In closing, I have to give props where they are due, for I was truly an observer only in these efforts; I did absolutely nothing to make it happen. With that said, kudos to the dean of Campbell Law School, J. Rich Leonard, for making the retreat possible and his staff who took part to ensure its success. One more example of successful collaboration!  Until next time, take a moment to sharpen your saw.

#studentleaders  #CampbellLaw  #StephenCovey

A Thought on Personal Commitment

He who has done his best for his own time has lived for all times.” -Johann von Shiller, Playwright. Another quote I’ve borrowed from Dr. John Maxwell’s book, The 21 Indispensable Qualities of A Leader.

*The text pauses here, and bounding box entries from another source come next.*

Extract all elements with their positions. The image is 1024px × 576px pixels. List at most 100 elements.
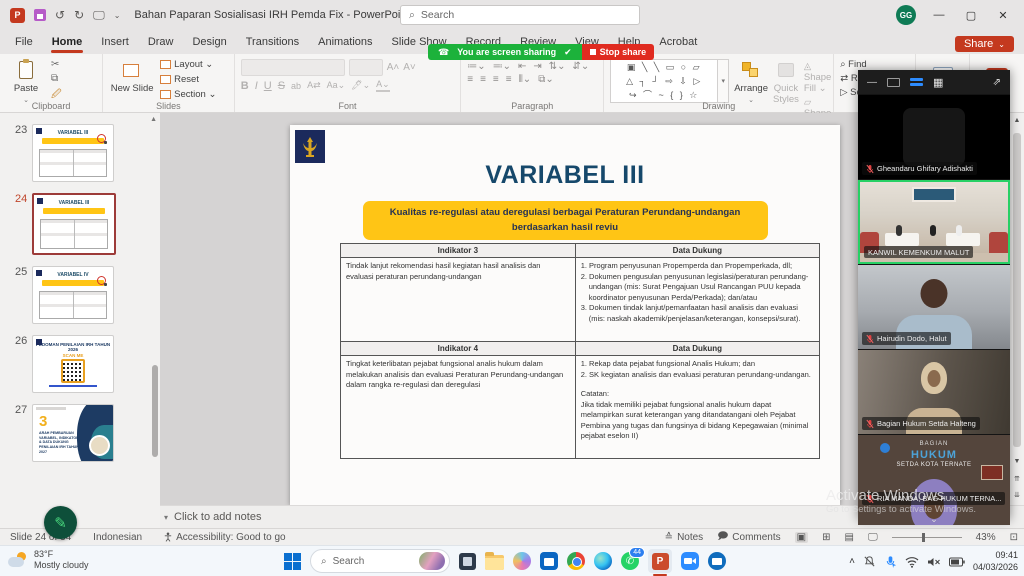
zoom-percent[interactable]: 43% bbox=[976, 532, 996, 543]
zoom-app-icon[interactable] bbox=[681, 552, 699, 570]
notes-placeholder[interactable]: Click to add notes bbox=[174, 511, 261, 523]
font-color-icon[interactable]: A⌄ bbox=[376, 79, 390, 92]
close-button[interactable]: ✕ bbox=[994, 9, 1012, 22]
speaker-muted-icon[interactable] bbox=[927, 556, 941, 568]
microphone-access-icon[interactable] bbox=[884, 555, 897, 568]
change-case-icon[interactable]: Aa⌄ bbox=[327, 80, 346, 91]
normal-view-icon[interactable]: ▣ bbox=[795, 532, 808, 543]
speaker-view-icon[interactable] bbox=[887, 78, 900, 87]
scroll-down-icon[interactable]: ▼ bbox=[1010, 458, 1024, 465]
text-direction-icon[interactable]: ⇵⌄ bbox=[573, 61, 590, 72]
cut-icon[interactable]: ✂ bbox=[51, 59, 62, 70]
slideshow-view-icon[interactable]: 🖵 bbox=[868, 532, 878, 543]
justify-icon[interactable]: ≡ bbox=[506, 74, 512, 85]
active-view-icon[interactable] bbox=[910, 78, 923, 87]
notes-chevron-icon[interactable]: ▾ bbox=[160, 513, 174, 522]
thumbnails-scrollbar[interactable] bbox=[152, 365, 158, 457]
tab-file[interactable]: File bbox=[14, 33, 34, 51]
line-spacing-icon[interactable]: ⇅⌄ bbox=[549, 61, 566, 72]
increase-indent-icon[interactable]: ⇥ bbox=[533, 61, 541, 72]
layout-button[interactable]: Layout ⌄ bbox=[160, 59, 216, 70]
italic-button[interactable]: I bbox=[255, 80, 258, 92]
bold-button[interactable]: B bbox=[241, 80, 249, 92]
language-status[interactable]: Indonesian bbox=[93, 532, 142, 543]
tab-design[interactable]: Design bbox=[191, 33, 227, 51]
tab-home[interactable]: Home bbox=[51, 33, 84, 51]
whatsapp-icon[interactable]: ✆ 44 bbox=[621, 552, 639, 570]
wifi-icon[interactable] bbox=[905, 556, 919, 568]
taskbar-clock[interactable]: 09:41 04/03/2026 bbox=[973, 550, 1018, 573]
titlebar-search[interactable]: ⌕ Search bbox=[400, 5, 640, 25]
current-slide[interactable]: VARIABEL III Kualitas re-regulasi atau d… bbox=[290, 125, 840, 505]
user-avatar[interactable]: GG bbox=[896, 5, 916, 25]
shape-fill-button[interactable]: ◬ Shape Fill ⌄ bbox=[804, 61, 834, 94]
tab-insert[interactable]: Insert bbox=[100, 33, 130, 51]
bullets-icon[interactable]: ≔⌄ bbox=[467, 61, 485, 72]
tab-animations[interactable]: Animations bbox=[317, 33, 373, 51]
paste-button[interactable]: Paste ⌄ bbox=[6, 59, 46, 104]
tab-transitions[interactable]: Transitions bbox=[245, 33, 300, 51]
copy-icon[interactable]: ⧉ bbox=[51, 73, 62, 84]
notifications-off-icon[interactable] bbox=[863, 555, 876, 568]
redo-icon[interactable]: ↻ bbox=[74, 8, 84, 22]
decrease-indent-icon[interactable]: ⇤ bbox=[518, 61, 526, 72]
gallery-view-icon[interactable]: ▦ bbox=[933, 76, 943, 89]
new-slide-button[interactable]: New Slide bbox=[109, 59, 155, 94]
annotation-pen-button[interactable]: ✎ bbox=[44, 506, 77, 539]
expand-icon[interactable]: ⇗ bbox=[993, 77, 1001, 88]
participant-tile-active-speaker[interactable]: KANWIL KEMENKUM MALUT bbox=[858, 180, 1010, 264]
columns-icon[interactable]: ⫴⌄ bbox=[519, 74, 532, 85]
slide-thumbnail-24-selected[interactable]: VARIABEL III bbox=[32, 193, 116, 255]
character-spacing-icon[interactable]: A⇄ bbox=[307, 80, 321, 91]
outlook-icon[interactable] bbox=[708, 552, 726, 570]
restore-button[interactable]: ▢ bbox=[962, 9, 980, 22]
save-icon[interactable] bbox=[34, 9, 46, 21]
search-highlight-image[interactable] bbox=[419, 552, 445, 570]
main-scrollbar[interactable]: ▲ ▼ ⇈ ⇊ bbox=[1010, 113, 1024, 505]
decrease-font-icon[interactable]: A˅ bbox=[403, 62, 416, 73]
shapes-gallery[interactable]: ▣ ╲ ╲ ▭ ○ ▱ △ ┐ ┘ ⇨ ⇩ ▷ ↪ ⌒ ~ { } ☆ bbox=[610, 59, 718, 103]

When I read it, I thought to myself, “That can be a definition of success…to have done your best for your own time, the time in which you lived and had an opportunity to impact people.” You know where this mindset stems from?…Commitment! Yep, commitment is key, for it can manifest in various ways, from the productive work hours we maintain, to self-improvement goals, to sacrifices we make for team members, family, and etc. Commitment isn’t entirely selfless, for in the long run, we find that as we commit to do the best that we can with the time, energy, and resources we have, we ourselves are greatly impacted and blessed. Our reach goes beyond our time.

Have you ever transitioned positions or jobs and later heard from prior team members that you are missed because_______ or they learned ______ from you and are using that to make a difference? Often, these little but consistent examples of commitment seem miniscule, but like children, little acts can have a huge impact. Therefore, I encourage you to continue with commitment, for though at times it seems to be moot, insignificant, or mundane, it has the opportunity to make a difference somehow, somewhere, to someone. Michelangelo never knew that his reluctant agreement to commit to paint a depiction on the Sistine Chapel would evolve into a masterpiece and proceed to bless millions of people over the centuries. You don’t know how your commitment will proceed to bless countless others and I encourage you not to dwell on that. Instead, dwell on doing the best you can with the time, energy, and resources at your disposal, and have that which you do be genuine, your actions be consistent, and your heart be at peace. Tootles!